Now index 00 doesn't have to be two seconds (I am not sure if that was ever even part of the spec?) and it doesn't have to be digital silence - I mean I took a concert album that wasn't!
And moreover, the market had largely ditched "index points" in favour of "tracks for everything" already in the eighties before digital audio workstations became ubiquitous, so even many "tracks based" albums (disregarding those with continuous music!) would be mastered for CD by inserting index point 00 in what is "digitized analog tape hiss".
Sure. Valid objection to conclusions about average impact.

Re: Tested: compressing silence

Reply #5
I believe the main reason that flac/tak/wavpack don't have smaller results is that they all encode the sample or frame number into the frame. This means that the header is different in a compressible way but more importantly for a compressed filesystem the crc is different in an incompressible way. Because they all have wasted bits or "constant" encoding as an efficient way of encoding silence this test boils down to benchmarking the efficiency of the overhead, tak wins because it uses larger blocks and wavpack loses because the overhead is relatively high (but possibly doesn't lose too much because it can also use larger blocks).
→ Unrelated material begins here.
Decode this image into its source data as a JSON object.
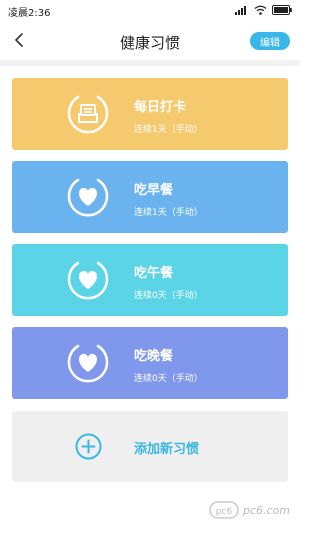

Re: Tested: compressing silence

Reply #6
Mono silence behaves way different from multichannel silence.
Or rather, the other way around, in terms of order of development.
Apologies to Monkey's in particular, it fell out much worse than on your typical signal. I didn't realize up then that channel count affects codecs performance so wildly, and the first test wasn't representative for other than multi-channel. For example, Monkey's doesn't do as well on multi-channel as on stereo - generally. Same goes for silence.

CD-long mono silence, 44.1/16, no tags to distort the measurement.
Percent of .wav, ordered by size and rounded off to something semi-sane.

0.0008%     ape     Insane, that is 8 ppm = 8 bytes per megabyte.
0.0023%     ofr     could get the frog down here with --optimize high, but not with --preset max
0.003%     ape     Extra high
0.003%     ofr     default --preset 2. max and 6 and 9 tested, slightly worse, 0.003 to 0.004.
0.011%     flac    at max block size of 65535
0.012%     ape     fast, normal, high
0.016%     ofr     fastest --preset 0
0.024%     wv     biggest possible block size
0.04%     flac    block size 16384 produces ~half size of 8192 and quarter size of default 4096
0.07%     tak     highest, -p4m 
0.14%     wv     default block size
0.14%     tak     default -p2
0.16%     flac     default block size
0.19%     tak     fastest -p0
0.29%     alac     refalac
0.39%     alac     ffmpeg
0.58%     flac     -0, it has block size 1152
  >6%     tta     (kid you not)
    
It seems that most codecs depend pretty much on block size. Sort of strange that a codec like OptimFROG doesn't detect silence and utilize it straight away.